Le diagnostic de la coqueluche se fait donc selon plusieurs modalités :
– Le diagnostic clinique de la coqueluche est variable selon les personnes. Il existe plusieurs critères pour établir le diagnostic :
o Le déroulement de la maladie : débute pendant les 4 à 6 premiers jours par des signes discrets d’infection des voies respiratoires supérieures : rhinite, toux légère. Puis la toux persiste, et se modifie au lieu de s’améliorer comme c’est généralement le cas pour une rhinopharyngite banale. La fièvre est en général discrète ou absente ;
o Une toux persistante au-delà de 7 jours et son aggravation font évoquer le diagnostic d’autant plus qu’elle devient caractéristique (spasmodique en particulier nocturne, survenant de façon paroxystique).

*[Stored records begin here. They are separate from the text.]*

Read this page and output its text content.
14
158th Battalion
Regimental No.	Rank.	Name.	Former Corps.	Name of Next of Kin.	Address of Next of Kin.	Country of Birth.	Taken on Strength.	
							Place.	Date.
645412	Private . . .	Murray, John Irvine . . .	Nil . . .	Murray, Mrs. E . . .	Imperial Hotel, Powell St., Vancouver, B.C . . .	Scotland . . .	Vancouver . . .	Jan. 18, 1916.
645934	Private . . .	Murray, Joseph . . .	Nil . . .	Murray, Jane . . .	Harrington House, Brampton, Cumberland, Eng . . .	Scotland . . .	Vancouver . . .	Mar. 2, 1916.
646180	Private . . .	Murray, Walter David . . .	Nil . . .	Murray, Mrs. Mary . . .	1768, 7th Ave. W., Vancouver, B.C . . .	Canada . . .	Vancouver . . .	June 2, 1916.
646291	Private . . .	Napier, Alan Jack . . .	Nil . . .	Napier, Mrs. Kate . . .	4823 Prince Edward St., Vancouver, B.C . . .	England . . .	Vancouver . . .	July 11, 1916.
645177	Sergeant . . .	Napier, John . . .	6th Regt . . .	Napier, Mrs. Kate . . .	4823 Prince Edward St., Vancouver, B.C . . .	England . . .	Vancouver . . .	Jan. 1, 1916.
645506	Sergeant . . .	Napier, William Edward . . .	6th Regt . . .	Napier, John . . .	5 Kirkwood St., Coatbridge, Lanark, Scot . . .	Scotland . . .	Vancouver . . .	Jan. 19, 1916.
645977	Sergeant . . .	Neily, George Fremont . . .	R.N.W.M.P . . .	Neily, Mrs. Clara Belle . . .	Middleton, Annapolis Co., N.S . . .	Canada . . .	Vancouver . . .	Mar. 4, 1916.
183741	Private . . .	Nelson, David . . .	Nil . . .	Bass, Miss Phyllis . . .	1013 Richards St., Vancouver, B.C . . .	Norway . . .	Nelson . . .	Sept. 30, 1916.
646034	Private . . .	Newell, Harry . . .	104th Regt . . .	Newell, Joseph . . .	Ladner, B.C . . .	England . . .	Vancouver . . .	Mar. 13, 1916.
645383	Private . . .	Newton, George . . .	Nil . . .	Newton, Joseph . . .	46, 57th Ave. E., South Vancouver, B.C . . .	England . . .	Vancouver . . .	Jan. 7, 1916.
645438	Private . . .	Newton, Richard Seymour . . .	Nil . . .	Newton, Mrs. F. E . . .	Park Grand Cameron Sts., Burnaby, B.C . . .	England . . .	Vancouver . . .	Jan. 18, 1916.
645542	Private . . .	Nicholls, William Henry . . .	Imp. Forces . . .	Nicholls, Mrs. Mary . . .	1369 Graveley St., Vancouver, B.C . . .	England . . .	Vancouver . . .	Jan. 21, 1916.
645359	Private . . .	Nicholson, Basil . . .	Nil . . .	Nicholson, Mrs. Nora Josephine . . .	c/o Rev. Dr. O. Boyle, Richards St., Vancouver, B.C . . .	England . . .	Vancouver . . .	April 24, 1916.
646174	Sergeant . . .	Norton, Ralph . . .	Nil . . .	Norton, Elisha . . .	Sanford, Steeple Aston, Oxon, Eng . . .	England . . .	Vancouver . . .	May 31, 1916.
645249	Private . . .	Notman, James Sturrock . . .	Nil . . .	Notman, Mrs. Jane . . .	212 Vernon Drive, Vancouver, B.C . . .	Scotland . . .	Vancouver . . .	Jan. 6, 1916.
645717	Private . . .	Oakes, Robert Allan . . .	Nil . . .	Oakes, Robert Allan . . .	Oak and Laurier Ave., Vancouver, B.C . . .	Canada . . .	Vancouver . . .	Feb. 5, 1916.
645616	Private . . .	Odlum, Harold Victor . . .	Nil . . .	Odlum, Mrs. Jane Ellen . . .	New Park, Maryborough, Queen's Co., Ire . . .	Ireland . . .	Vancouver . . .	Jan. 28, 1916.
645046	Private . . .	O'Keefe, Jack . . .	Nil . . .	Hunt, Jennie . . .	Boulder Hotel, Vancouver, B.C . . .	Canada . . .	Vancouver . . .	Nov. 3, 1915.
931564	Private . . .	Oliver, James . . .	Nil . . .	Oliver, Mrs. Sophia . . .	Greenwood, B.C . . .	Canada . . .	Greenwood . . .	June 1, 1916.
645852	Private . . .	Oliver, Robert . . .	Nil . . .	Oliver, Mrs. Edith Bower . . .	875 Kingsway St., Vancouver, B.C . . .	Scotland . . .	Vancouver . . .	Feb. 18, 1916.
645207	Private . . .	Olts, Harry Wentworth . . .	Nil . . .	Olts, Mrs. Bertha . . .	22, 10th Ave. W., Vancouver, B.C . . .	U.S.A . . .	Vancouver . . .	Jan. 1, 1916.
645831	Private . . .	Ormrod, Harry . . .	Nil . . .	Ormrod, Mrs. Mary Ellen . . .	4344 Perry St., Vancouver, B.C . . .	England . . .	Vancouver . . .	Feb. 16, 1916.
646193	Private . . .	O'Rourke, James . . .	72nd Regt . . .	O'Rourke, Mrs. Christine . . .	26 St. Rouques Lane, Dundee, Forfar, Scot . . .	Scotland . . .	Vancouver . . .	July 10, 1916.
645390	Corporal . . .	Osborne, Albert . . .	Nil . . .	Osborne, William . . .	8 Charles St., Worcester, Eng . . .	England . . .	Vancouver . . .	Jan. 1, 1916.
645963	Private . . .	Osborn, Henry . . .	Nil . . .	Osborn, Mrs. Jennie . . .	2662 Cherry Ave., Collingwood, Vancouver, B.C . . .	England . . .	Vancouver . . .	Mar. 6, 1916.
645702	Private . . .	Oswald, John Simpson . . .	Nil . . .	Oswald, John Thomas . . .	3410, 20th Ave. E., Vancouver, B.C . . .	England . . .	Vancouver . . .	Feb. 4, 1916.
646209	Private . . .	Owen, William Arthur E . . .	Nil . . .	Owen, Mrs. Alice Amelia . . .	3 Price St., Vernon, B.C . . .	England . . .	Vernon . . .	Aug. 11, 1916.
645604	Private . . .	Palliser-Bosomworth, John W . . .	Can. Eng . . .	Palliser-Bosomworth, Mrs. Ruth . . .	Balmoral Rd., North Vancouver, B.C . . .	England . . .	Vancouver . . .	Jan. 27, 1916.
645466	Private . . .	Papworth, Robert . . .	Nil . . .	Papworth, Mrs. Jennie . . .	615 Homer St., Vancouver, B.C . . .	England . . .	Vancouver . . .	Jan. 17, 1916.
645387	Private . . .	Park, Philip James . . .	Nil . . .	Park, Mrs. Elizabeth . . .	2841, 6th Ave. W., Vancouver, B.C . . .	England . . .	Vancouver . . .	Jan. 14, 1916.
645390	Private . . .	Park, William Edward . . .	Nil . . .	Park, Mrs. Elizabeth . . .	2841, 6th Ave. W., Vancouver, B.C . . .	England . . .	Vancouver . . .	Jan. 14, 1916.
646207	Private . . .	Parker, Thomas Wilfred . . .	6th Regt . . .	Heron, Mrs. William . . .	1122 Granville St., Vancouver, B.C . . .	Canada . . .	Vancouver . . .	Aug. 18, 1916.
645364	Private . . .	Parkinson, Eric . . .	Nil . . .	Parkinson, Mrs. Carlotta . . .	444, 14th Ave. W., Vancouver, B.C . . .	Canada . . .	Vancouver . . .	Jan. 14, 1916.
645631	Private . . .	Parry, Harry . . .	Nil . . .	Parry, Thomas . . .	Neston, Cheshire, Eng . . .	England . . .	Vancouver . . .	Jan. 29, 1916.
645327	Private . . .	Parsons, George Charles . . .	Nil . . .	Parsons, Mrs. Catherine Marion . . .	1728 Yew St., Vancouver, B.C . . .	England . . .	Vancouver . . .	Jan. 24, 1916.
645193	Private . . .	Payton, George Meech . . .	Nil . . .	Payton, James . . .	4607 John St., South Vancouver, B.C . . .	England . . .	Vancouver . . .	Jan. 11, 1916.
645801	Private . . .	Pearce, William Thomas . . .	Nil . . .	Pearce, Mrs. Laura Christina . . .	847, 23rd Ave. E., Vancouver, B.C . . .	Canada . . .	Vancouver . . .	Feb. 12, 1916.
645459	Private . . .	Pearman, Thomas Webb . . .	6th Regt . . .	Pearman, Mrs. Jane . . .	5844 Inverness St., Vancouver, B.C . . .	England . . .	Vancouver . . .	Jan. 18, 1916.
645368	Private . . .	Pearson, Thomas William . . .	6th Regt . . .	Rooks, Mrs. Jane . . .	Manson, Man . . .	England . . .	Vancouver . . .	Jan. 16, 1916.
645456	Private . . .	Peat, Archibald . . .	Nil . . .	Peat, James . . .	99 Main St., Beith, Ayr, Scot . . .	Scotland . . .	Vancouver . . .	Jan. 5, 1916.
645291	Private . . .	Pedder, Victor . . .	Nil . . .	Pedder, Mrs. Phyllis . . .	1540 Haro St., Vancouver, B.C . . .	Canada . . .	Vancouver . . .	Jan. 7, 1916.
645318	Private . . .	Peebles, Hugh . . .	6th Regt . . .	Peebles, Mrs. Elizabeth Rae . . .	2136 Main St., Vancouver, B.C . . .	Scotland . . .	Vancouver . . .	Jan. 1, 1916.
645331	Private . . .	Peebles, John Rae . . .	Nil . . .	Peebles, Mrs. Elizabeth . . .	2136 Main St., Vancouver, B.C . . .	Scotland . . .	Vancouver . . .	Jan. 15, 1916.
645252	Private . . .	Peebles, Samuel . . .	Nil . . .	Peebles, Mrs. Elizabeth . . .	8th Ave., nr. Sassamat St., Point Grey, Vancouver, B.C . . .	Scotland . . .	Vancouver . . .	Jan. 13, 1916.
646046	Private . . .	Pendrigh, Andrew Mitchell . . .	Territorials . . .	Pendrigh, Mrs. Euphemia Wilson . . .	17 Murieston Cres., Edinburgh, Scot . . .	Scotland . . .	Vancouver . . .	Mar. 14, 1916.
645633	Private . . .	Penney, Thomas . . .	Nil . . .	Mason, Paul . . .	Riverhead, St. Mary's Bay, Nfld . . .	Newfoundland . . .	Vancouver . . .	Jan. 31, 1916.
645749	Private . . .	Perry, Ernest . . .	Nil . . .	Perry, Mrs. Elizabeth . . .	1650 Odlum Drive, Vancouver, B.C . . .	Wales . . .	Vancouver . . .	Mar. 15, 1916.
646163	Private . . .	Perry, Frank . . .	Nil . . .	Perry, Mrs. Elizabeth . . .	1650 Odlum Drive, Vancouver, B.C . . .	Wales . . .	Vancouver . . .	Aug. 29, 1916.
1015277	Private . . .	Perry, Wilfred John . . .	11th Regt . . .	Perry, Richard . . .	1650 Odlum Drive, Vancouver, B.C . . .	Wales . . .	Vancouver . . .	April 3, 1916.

Classiquement quinteuse et émétisante voire asphyxiante chez le nourrisson et l’enfant, la toux de la coqueluche chez l’adulte peut ne revêtir aucune de ces caractéristiques.
– Il est à noter que les vaccins coquelucheux acellulaires ont une efficacité estimée entre 70 % chez l’adolescent et 84 % chez le nourrisson avec un déclin avec le temps. Un antécédent de vaccination, même récent, ne doit pas faire écarter la suspicion de coqueluche en cas de toux persistante.
– Epidémiologique :
o Identification d’un cas primaire dans l’entourage, à savoir une personne avec toux prolongée dans les 3 semaines avant le début des symptômes du cas à investiguer ;
o Ou identification d’un cas secondaire, à savoir début d’une toux chez une personne en contact avec le cas à investiguer dans les 3 semaines après le début des symptômes de ce dernier.
– Biologique : prélèvement pour culture et/ou PCR par aspiration ou écouvillonnage nasopharyngé selon les modalités suivantes :
o durée de la toux < 15 jours : diagnostic direct par culture et PCR en temps réel (PCR-TR) ;
o 15 jours ≤ durée de la toux < 21 jours : diagnostic direct par PCR-TR ;
o durée de la toux ≥ 21 jours : diagnostic clinique avant tout. Réaliser des PCR-TR chez les cas secondaires éventuels. La PCR est le diagnostic le plus sensible et elle est pratiquée par de nombreux laboratoires. Elle n’a plus lieu d’être pratiquée après trois semaines de toux. La PCR et la culture sont remboursées par l’Assurance maladie.